Attack Handoff Times Plummet, Exploits Remain Leading Attack Vector
Why It Matters
Faster handoffs compress the attack timeline, forcing defenders to accelerate detection, while longer dwell times increase breach impact and recovery costs.
Key Takeaways
- •Handoff time dropped to 22 seconds from 8 hours
- •Exploits remain top initial infection vector
- •Median dwell time rose to 14 days in 2025
- •High‑tech sector most targeted, followed by finance
Pulse Analysis
The cyber‑threat landscape is witnessing an unprecedented acceleration in attack choreography. Coordination between initial‑access brokers and secondary operators, bolstered by automation tools, has slashed handoff intervals to mere seconds. This compression compresses the entire kill chain, leaving security teams with a narrower window to spot lateral movement before adversaries embed deeper footholds. Traditional detection models that rely on prolonged observation are being outpaced, prompting a shift toward real‑time telemetry and AI‑driven anomaly detection.
Despite the rapid handoffs, classic software exploits remain the preferred entry point.
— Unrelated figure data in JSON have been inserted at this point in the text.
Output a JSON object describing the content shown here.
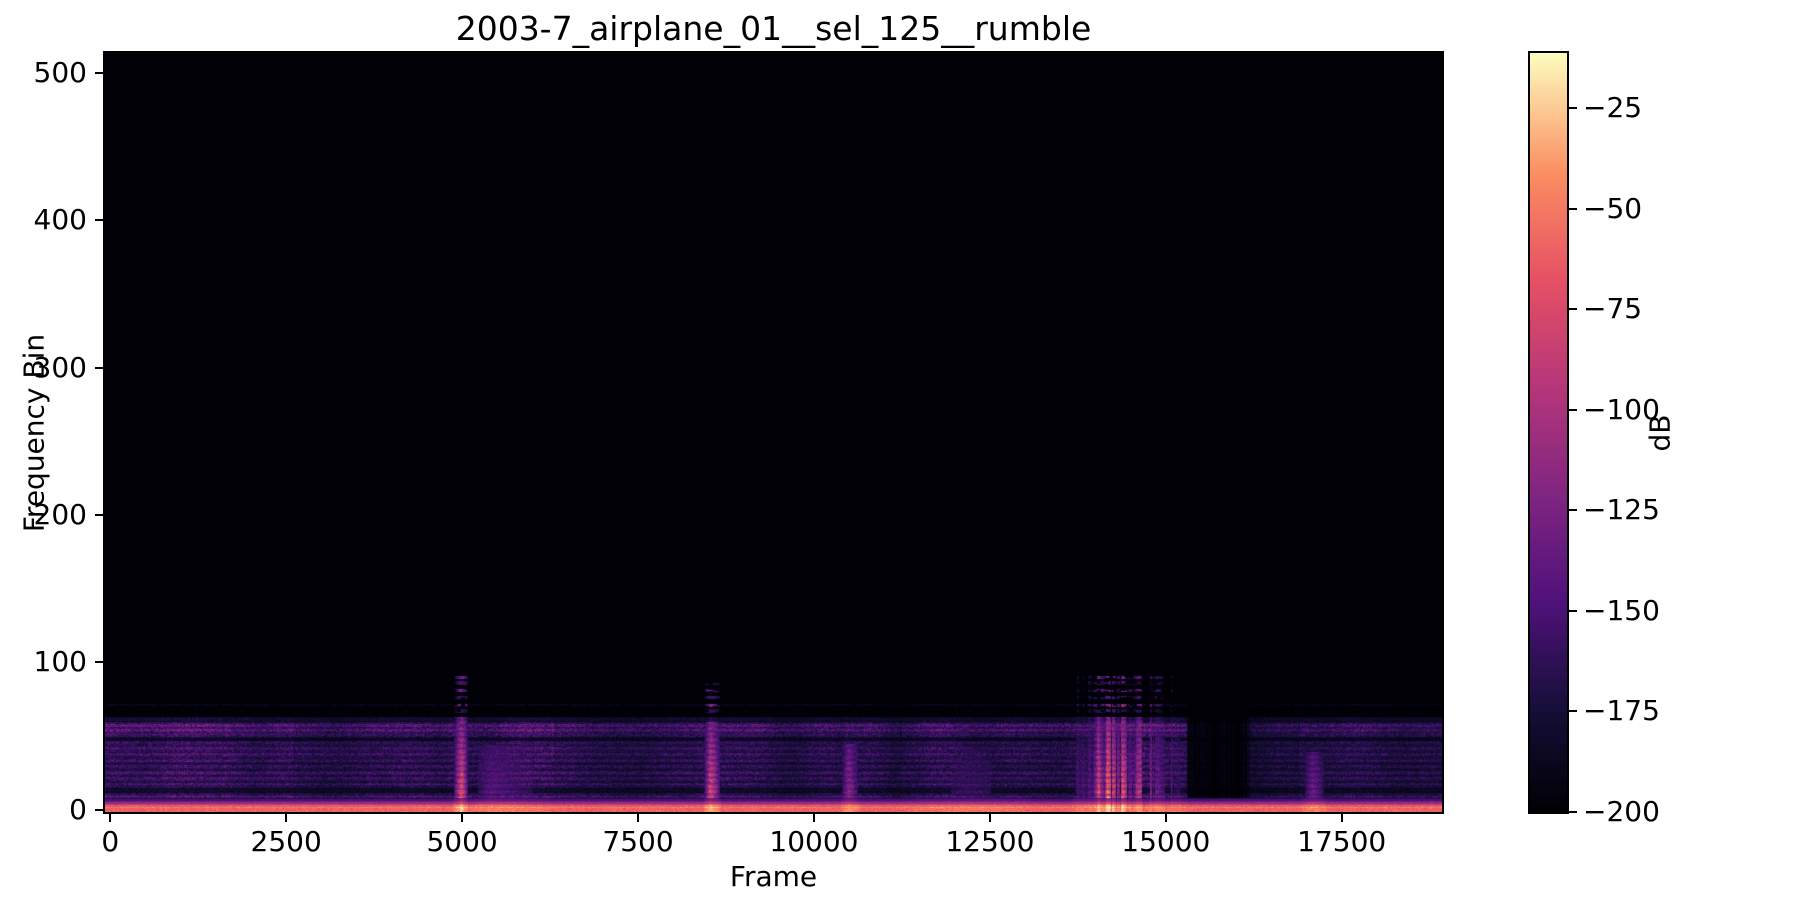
{
  "figure": {
    "background": "#ffffff",
    "text_color": "#000000"
  },
  "chart_data": {
    "type": "heatmap",
    "subtype": "spectrogram",
    "title": "2003-7_airplane_01__sel_125__rumble",
    "xlabel": "Frame",
    "ylabel": "Frequency Bin",
    "colormap": "magma",
    "grid": false,
    "x_axis": {
      "min": -75,
      "max": 18925,
      "ticks": [
        0,
        2500,
        5000,
        7500,
        10000,
        12500,
        15000,
        17500
      ]
    },
    "y_axis": {
      "min": -1.5,
      "max": 513.5,
      "ticks": [
        0,
        100,
        200,
        300,
        400,
        500
      ]
    },
    "colorbar": {
      "label": "dB",
      "vmin": -200,
      "vmax": -11.3,
      "ticks": [
        -25,
        -50,
        -75,
        -100,
        -125,
        -150,
        -175,
        -200
      ]
    },
    "colormap_stops": [
      [
        0.0,
        "#000004"
      ],
      [
        0.13,
        "#140e36"
      ],
      [
        0.28,
        "#50127b"
      ],
      [
        0.42,
        "#812581"
      ],
      [
        0.56,
        "#b5367a"
      ],
      [
        0.7,
        "#e55064"
      ],
      [
        0.84,
        "#fb8d61"
      ],
      [
        1.0,
        "#fcfdbf"
      ]
    ],
    "background_db": -200,
    "bottom_band": {
      "bins": [
        0,
        7
      ],
      "profile": [
        0.74,
        0.8,
        0.72,
        0.6,
        0.47,
        0.36,
        0.26,
        0.17
      ],
      "description": "bright orange baseline band at lowest frequency bins, spans all frames"
    },
    "noise_band": {
      "bin_range": [
        8,
        63
      ],
      "base_level": 0.1,
      "stripe_amp": 0.15,
      "description": "purple horizontally-striated broadband rumble, spans all frames"
    },
    "faint_line_bin": 71,
    "dash_rows": [
      [
        67,
        0.3
      ],
      [
        71,
        0.6
      ],
      [
        76,
        0.38
      ],
      [
        81,
        0.55
      ],
      [
        86,
        0.35
      ],
      [
        90,
        0.5
      ]
    ],
    "activity_profile": [
      [
        2600,
        1.0
      ],
      [
        4800,
        0.85
      ],
      [
        6300,
        0.95
      ],
      [
        8400,
        0.85
      ],
      [
        10300,
        0.9
      ],
      [
        11250,
        0.8
      ],
      [
        13600,
        0.95
      ],
      [
        15300,
        1.0
      ],
      [
        16200,
        0.35
      ],
      [
        16900,
        0.6
      ],
      [
        18925,
        0.75
      ]
    ],
    "events": [
      {
        "start": 4870,
        "peak": 4990,
        "end": 5090,
        "strength": 0.95,
        "top_bin": 91
      },
      {
        "start": 5090,
        "peak": 5400,
        "end": 6280,
        "strength": 0.42,
        "top_bin": 63
      },
      {
        "start": 8430,
        "peak": 8530,
        "end": 8680,
        "strength": 0.88,
        "top_bin": 85
      },
      {
        "start": 10380,
        "peak": 10490,
        "end": 10650,
        "strength": 0.62,
        "top_bin": 64
      },
      {
        "start": 11250,
        "peak": 12200,
        "end": 13150,
        "strength": 0.3,
        "top_bin": 58
      },
      {
        "start": 13640,
        "peak": 14180,
        "end": 15300,
        "strength": 1.0,
        "top_bin": 92,
        "flicker": true,
        "gaps": [
          [
            14660,
            14770
          ],
          [
            14990,
            15070
          ]
        ]
      },
      {
        "start": 16920,
        "peak": 17090,
        "end": 17290,
        "strength": 0.5,
        "top_bin": 56
      }
    ],
    "quiet_zones": [
      {
        "start": 15310,
        "end": 16160,
        "factor": 0.5
      }
    ]
  }
}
Vulnerabilities in SAP NetWeaver (CVE‑2025‑31324), Oracle E‑Business Suite (CVE‑2025‑61882) and Microsoft SharePoint (CVE‑2025‑53770) topped the abuse charts, underscoring that unpatched enterprise applications continue to be low‑hanging fruit. Phishing, credential theft and reuse of prior breach data still trail, but the sheer volume of exploit‑driven incidents highlights the need for rigorous patch management, vulnerability prioritization, and threat‑intelligence‑fed asset inventories.
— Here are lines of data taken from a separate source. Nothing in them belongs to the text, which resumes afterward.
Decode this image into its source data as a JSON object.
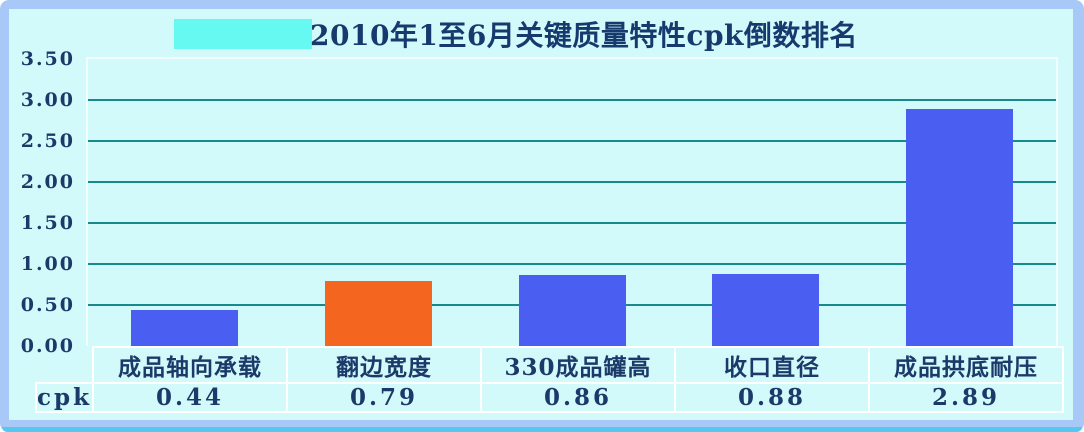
{
  "frame": {
    "border_color": "#A8C9F7",
    "bottom_accent_color": "#55C8F2",
    "background_color": "#D2FAFA",
    "title_highlight_color": "#66F9F2"
  },
  "chart_data": {
    "type": "bar",
    "title": "2010年1至6月关键质量特性cpk倒数排名",
    "categories": [
      "成品轴向承载",
      "翻边宽度",
      "330成品罐高",
      "收口直径",
      "成品拱底耐压"
    ],
    "series": [
      {
        "name": "cpk",
        "values": [
          0.44,
          0.79,
          0.86,
          0.88,
          2.89
        ]
      }
    ],
    "value_labels": [
      "0.44",
      "0.79",
      "0.86",
      "0.88",
      "2.89"
    ],
    "ylim": [
      0,
      3.5
    ],
    "yticks": [
      3.5,
      3.0,
      2.5,
      2.0,
      1.5,
      1.0,
      0.5,
      0.0
    ],
    "ytick_labels": [
      "3.50",
      "3.00",
      "2.50",
      "2.00",
      "1.50",
      "1.00",
      "0.50",
      "0.00"
    ],
    "grid": true,
    "gridline_color": "#198A8C",
    "bar_colors": [
      "#4A5EF2",
      "#F4661F",
      "#4A5EF2",
      "#4A5EF2",
      "#4A5EF2"
    ],
    "legend_position": "data-table-left",
    "data_table_row_label": "cpk"
  },
  "colors": {
    "bar_blue": "#4A5EF2",
    "bar_orange": "#F4661F",
    "text_navy": "#1B3A6A",
    "title_navy": "#173A6E",
    "table_border": "#FFFFFF",
    "plot_border": "#F2FEFE"
  }
}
Paradoxically, while attackers move faster, they are also staying hidden longer. Median dwell time climbed to 14 days, and cases undetected for six months are rising, driven by sophisticated espionage groups such as North Korean actors. High‑tech firms lead the target list, followed by financial services and health care, sectors where prolonged exposure can translate into massive regulatory penalties and intellectual‑property loss. Organizations must therefore blend rapid response capabilities with extended monitoring, employing threat‑hunt cycles and continuous risk assessments to mitigate the growing gap between swift compromise and delayed discovery.